There’s lots of farmland in Iowa, but only about 1 percent of that land changes ownership in any given year. So if you’re a beginning farmer looking to start out, you’ve got to network with people willing to rent you somewhere to farm or work with your family.

Farms have doubled in size in the last 100 years, and the consolidation of farmland makes it that much harder. That’s according to Chad Hart, an economist at Iowa State University.

“As agriculture has continued to evolve here in Iowa, we have watched our farms get larger and larger. In 1900, the average farm is right about 150 acres. Today, they have doubled in size,” Hart says. “You find that nationwide. Farms have gotten larger throughout the country.”

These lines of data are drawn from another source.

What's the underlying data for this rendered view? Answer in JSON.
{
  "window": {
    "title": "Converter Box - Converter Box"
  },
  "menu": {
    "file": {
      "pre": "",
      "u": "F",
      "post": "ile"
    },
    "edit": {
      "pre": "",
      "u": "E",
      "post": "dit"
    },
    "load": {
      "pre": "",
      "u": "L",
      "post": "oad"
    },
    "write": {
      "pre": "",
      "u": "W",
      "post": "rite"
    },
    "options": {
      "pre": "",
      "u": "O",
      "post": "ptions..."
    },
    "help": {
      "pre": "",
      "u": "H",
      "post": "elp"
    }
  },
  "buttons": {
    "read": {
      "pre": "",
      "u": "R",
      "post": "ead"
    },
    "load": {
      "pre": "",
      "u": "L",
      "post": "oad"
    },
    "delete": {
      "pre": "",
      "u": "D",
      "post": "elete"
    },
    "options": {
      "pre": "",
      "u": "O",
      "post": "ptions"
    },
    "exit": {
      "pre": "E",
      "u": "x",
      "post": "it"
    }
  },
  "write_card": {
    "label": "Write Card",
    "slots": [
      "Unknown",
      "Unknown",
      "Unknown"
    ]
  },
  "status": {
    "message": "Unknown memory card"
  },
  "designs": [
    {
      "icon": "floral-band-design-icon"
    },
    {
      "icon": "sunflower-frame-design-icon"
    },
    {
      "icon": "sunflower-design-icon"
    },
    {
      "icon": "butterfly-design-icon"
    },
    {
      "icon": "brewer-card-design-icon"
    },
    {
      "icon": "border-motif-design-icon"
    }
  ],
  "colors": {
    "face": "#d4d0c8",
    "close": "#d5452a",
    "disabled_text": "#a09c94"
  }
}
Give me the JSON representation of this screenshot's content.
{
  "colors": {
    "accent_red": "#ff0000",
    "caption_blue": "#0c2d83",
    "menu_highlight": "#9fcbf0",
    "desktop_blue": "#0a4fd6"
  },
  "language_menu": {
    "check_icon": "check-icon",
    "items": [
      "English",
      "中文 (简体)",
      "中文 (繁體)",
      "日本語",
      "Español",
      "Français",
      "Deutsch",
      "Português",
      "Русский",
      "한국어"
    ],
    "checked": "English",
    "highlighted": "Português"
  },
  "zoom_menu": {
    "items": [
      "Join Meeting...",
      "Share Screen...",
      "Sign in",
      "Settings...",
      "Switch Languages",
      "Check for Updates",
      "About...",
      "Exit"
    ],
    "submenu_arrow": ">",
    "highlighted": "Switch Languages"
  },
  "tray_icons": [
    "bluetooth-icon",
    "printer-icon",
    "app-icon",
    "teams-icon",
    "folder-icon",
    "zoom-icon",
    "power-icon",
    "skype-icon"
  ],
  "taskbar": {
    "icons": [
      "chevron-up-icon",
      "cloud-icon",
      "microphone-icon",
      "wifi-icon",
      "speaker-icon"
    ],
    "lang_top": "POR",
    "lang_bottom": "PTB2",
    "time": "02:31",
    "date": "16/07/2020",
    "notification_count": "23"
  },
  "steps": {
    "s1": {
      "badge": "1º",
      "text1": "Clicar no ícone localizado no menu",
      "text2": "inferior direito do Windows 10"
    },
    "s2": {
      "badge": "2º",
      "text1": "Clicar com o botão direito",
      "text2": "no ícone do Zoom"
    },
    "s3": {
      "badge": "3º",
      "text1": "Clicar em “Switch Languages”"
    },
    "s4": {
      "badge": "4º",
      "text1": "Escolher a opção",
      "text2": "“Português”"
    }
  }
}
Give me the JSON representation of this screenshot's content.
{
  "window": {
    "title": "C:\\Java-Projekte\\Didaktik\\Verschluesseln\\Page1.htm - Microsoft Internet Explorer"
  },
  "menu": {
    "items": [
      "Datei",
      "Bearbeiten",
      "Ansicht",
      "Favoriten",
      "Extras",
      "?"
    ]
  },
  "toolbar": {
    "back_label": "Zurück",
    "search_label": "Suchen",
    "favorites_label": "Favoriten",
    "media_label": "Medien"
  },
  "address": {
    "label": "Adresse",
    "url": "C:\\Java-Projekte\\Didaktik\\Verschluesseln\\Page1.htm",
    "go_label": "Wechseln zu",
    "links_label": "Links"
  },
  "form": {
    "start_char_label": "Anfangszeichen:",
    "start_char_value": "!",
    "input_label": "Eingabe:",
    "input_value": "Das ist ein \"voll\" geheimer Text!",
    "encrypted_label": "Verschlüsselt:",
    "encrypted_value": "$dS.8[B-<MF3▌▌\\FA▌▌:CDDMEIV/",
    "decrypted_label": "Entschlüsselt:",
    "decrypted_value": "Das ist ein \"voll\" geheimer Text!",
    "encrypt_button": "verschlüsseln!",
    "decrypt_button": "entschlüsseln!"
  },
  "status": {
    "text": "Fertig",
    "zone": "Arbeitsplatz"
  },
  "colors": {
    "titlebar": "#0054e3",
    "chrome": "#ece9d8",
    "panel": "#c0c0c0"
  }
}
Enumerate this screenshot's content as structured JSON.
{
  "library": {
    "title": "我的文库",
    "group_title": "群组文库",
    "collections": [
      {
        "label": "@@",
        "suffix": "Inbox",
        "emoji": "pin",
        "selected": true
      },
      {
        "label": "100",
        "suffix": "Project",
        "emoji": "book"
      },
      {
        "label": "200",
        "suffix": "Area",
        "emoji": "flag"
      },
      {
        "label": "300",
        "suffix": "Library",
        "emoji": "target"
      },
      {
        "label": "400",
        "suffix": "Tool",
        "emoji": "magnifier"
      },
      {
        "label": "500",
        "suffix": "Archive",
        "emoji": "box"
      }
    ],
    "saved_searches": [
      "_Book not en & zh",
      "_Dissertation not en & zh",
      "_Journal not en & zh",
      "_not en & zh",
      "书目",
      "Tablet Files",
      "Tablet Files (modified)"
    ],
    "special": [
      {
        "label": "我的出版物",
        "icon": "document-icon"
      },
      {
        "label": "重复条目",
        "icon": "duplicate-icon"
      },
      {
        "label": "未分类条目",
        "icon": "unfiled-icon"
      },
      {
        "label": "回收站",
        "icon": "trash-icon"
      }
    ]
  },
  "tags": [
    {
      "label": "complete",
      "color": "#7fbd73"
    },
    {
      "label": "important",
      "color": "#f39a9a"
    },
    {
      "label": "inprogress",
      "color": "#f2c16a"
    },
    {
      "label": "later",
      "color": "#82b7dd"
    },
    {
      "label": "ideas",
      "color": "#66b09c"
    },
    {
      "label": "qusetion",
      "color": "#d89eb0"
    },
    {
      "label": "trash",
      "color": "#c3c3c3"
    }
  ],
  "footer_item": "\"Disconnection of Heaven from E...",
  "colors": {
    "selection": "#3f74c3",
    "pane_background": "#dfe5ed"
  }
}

During this hour of Talk of Iowa, host Charity Nebbe talks with Hart about how farming has changed. As technology and ideas about growing food change, there is a perceived divide between more conventional farms and farms trying something new. 

Austin Wood is a farmer near Garner, Iowa. He works with his dad at Dandyland Farm, which is nearly 10,000 acres and produces corn and soybeans. There are a few small CSAs around  the area he lives, and he says that's a good thing.

"I'm glad they are doing what they are doing," he says. "We can't all work on the same farm. Diversity is important." 

Denise O’Brien, who farms near Atlantic; Doug Darrow, who owns Rapid Creek Ranch; and Curt Frazee who farms in Mills County also join the conversation.